Am Donnerstag, den 28.07.2016, 16:09 -0700 schrieb Steve Longerbeam:
> > Now split the frame in half and suddenly pixel x' = 640 is the start of
> > a new tile, so it is sampled at x = 160, and pixel x' = 1279 will be
> > sampled at x = 160 + (1279 - 640) * 8192/32846. = 319.37, reading over
> > the edge of the source image.
> 
> Here's where we part.
> 
> The 320x200 --> 1280x800 conversion is split into two 160x200 -->
> 640x800 conversions. The DMA controller and ipu_ic_task_init() are given
> those width/height dimensions, not the dimensions of the original images.
> So this is simply two separate 160x200 --> 640x800 conversions. The only
> difference from a true 160x200 --> 640x800 image conversion is that the DMA
> controller must be given the stride lengths of the original 320x200 and 
> 1280x800
> images.
> 
> The rsc for the 160x200 --> 640x800 conversions is
> 
> x = x' * (160-1)/(640-1) = x' * 8192/rsc, so rsc = 32923
> 
> 
> So original horizontal position 640 is really x' = 0 of the second 
> conversion,
> which is sampled at x = 0 of the second conversion. And the pixel at x' 
> = 1279
> is really x' = 639 of the second conversion, which is sampled at x = 639 
> * 8192/32923
> = 158.98, which does not read over the edge of the source tile.

My bad, I somehow thought that the scaling factor is calculated per
image (as it IMHO should be), not just per tile.

Of course in that case you won't ever read over the edge, but on the
other hand the visual problems are worse because you underestimate the
scaling factor and introduce a sharp edge at the center: even if the
source pixel step per target pixel step is a fraction, between pixels
width/2-1 and width/2 there's always a whole source pixel step.

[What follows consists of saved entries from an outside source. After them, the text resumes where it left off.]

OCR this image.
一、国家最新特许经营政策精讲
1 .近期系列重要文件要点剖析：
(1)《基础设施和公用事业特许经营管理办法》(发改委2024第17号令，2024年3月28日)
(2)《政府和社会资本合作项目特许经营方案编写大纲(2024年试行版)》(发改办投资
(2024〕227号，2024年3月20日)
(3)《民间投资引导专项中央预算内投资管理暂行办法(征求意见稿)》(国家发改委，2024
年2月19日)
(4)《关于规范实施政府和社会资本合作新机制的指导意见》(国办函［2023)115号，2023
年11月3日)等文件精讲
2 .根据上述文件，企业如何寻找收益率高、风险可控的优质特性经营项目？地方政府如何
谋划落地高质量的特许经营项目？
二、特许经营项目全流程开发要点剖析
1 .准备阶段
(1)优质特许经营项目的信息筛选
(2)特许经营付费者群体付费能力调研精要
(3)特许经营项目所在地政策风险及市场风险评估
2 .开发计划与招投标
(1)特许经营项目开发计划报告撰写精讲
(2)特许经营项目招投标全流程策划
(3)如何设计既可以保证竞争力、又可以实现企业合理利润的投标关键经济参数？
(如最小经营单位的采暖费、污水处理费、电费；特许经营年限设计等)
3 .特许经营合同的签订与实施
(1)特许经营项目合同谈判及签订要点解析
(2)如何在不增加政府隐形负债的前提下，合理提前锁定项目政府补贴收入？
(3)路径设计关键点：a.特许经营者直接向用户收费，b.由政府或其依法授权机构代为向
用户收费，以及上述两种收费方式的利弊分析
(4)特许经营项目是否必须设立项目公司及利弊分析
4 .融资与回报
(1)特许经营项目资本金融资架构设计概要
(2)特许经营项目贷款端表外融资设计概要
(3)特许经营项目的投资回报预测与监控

Take the extreme example of scaling 32x32 to 1080x1080 pixels. The ideal
source pixels for x' = 519 and 520 should be x = 14.911 and 14.939,
respectively. Due to tiling they will be x = 15 and 16, introducing a
sharp seam in the otherwise blurry mess.

> > This problem gets worse if you start using arbitrary frame sizes and YUV
> > planar images and consider that tile start addresses are (currently)
> > limited to 8 byte boundaries, to the point that there are very visible
> > seams in the center of the image, depending on scaling factor and image
> > sizes.
> 
> Indeed there could be other parameters that would cause the resizer to
> read past the edge of the source tiles, I will need to try and find such 
> cases. 
> But not in the above case.

Ok.

> That said, I _have_ noticed seams, but I have always attributed them to the
> fact that we have a discontinuity in color-space conversion and/or resize
> interpolation at the boundary between tiles.
>
> I've also found that the seams are quite noticeable when rendered to a
> display overlay, but become significantly less pronounced if the images are
> converted to a back buffer, and then page-flipped to front buffer when the
> conversion (all tiles) completes.

I don't know what to make of this. Maybe it is a timing issue and what
you are actually seeing is tearing between tiles of different frames?